Since time is critical to this measurement, we tune the metric not with the weight parameter λ (a unit-less constant between 0 and 1), but rather as a half-life period t½. The half-life period is mathematically equivalent but easier for humans to reason about. The parameters λ and t½ and directly related in the following way:

t½ = -(ln(2) · ΔT) / ln(1 - λ)

λ = 1 - 2^-(ΔT / t½)

where:

  • t½ is the half-life commonly used with exponential decay
  • λ is the unit-less weight parameter commonly used with EWMAs
  • ΔT is the discrete time-step interval used with EWMAs

The internal algorithm does not use the EWMA formula, but is rather based on half-life decay. The formula for half-life decay is mathematically related to the formula for computing the EWMA. The calculation of an EWMA is a geometric progression [1] and is essentially a discrete version of an exponential function [2], for which half-life decay is one particular expression. Given sufficiently small time-steps, the EWMA and half-life algorithms provide equivalent results.
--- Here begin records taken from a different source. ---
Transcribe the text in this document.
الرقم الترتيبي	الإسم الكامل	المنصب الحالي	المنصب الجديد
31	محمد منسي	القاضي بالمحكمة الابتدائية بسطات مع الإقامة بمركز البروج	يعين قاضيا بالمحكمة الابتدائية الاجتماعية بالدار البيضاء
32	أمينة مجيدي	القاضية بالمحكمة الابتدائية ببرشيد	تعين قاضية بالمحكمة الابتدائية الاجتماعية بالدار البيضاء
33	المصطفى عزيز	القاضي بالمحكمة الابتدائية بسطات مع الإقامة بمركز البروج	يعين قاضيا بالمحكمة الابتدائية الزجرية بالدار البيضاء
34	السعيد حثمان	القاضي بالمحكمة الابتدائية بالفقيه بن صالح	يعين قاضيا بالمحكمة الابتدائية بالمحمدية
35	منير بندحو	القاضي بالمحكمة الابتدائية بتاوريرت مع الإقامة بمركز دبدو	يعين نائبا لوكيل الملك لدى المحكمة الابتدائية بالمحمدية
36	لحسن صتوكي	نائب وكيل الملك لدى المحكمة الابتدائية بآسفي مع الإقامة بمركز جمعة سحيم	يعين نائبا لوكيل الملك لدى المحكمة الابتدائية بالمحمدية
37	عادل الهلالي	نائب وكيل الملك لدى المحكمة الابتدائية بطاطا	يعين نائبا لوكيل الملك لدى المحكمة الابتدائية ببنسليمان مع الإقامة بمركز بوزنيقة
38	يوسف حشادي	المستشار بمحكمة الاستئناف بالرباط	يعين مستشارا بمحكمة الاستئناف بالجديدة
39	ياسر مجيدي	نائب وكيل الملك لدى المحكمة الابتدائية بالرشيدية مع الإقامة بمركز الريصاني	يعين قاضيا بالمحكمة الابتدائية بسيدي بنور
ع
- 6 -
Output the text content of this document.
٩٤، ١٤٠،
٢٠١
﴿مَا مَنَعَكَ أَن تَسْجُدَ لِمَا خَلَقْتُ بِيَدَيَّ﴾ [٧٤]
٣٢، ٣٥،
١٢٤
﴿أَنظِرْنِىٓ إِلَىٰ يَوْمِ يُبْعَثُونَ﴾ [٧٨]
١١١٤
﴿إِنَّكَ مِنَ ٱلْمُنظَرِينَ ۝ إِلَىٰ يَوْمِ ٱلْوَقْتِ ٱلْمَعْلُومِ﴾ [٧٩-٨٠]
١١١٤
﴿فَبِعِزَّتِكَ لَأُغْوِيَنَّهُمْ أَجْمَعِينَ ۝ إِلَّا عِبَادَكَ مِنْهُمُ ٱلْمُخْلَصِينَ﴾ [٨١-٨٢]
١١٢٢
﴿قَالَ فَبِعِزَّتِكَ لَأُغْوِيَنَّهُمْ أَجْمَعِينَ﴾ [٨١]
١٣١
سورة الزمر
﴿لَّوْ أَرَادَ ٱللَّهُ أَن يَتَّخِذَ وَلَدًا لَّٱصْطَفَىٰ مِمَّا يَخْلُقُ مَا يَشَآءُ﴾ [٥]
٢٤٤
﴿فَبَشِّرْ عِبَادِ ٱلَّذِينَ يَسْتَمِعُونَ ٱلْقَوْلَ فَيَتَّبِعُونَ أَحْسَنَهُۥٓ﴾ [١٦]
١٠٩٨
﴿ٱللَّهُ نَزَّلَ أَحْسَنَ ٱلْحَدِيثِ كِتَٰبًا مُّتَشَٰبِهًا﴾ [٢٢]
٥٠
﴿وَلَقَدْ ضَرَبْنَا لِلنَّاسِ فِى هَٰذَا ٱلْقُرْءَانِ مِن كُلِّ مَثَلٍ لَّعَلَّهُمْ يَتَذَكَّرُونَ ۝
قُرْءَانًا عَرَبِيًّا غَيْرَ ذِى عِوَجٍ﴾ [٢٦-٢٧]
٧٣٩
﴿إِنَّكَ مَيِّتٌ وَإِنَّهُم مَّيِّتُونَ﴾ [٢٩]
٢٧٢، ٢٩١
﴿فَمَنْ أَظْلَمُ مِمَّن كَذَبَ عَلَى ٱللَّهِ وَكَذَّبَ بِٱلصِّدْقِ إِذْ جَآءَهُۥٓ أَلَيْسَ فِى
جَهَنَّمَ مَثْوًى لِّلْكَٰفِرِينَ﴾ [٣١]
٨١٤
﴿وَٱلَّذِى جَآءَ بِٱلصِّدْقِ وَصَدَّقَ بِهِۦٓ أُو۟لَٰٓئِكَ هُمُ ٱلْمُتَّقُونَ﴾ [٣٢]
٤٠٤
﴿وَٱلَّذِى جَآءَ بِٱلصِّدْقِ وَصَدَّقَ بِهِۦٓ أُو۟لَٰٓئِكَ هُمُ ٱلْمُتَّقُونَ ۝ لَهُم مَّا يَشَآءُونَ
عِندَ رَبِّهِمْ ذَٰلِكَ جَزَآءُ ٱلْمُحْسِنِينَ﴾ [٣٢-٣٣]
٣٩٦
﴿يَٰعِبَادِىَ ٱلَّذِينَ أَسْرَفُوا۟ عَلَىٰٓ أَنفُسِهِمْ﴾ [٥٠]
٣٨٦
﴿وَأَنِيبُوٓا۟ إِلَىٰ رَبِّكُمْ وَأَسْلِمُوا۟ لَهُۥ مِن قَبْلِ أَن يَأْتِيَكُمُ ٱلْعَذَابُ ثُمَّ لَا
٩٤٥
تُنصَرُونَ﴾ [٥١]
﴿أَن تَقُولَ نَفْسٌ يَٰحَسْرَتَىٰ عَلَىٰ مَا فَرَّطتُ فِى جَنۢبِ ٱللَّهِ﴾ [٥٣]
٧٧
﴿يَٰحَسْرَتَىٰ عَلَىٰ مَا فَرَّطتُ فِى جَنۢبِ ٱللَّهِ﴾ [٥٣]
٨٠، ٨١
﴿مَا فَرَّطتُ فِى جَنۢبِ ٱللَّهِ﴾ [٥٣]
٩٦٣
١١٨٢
The Value type does not take ΔT as a parameter since it relies on a timer with nanosecond resolution. In a way, one could treat this algorithm as operating on a ΔT of 1ns. Practically speaking, the computation operates on non-discrete time intervals.

func (*Value) Add

func (r *Value) Add(n float64)

Add records that n number of events just occurred, which must be a finite and non-negative number.

func (*Value) MarshalJSON

func (r *Value) MarshalJSON() ([]byte, error)

func (*Value) Rate

func (r *Value) Rate() float64

Rate computes the rate as events per second.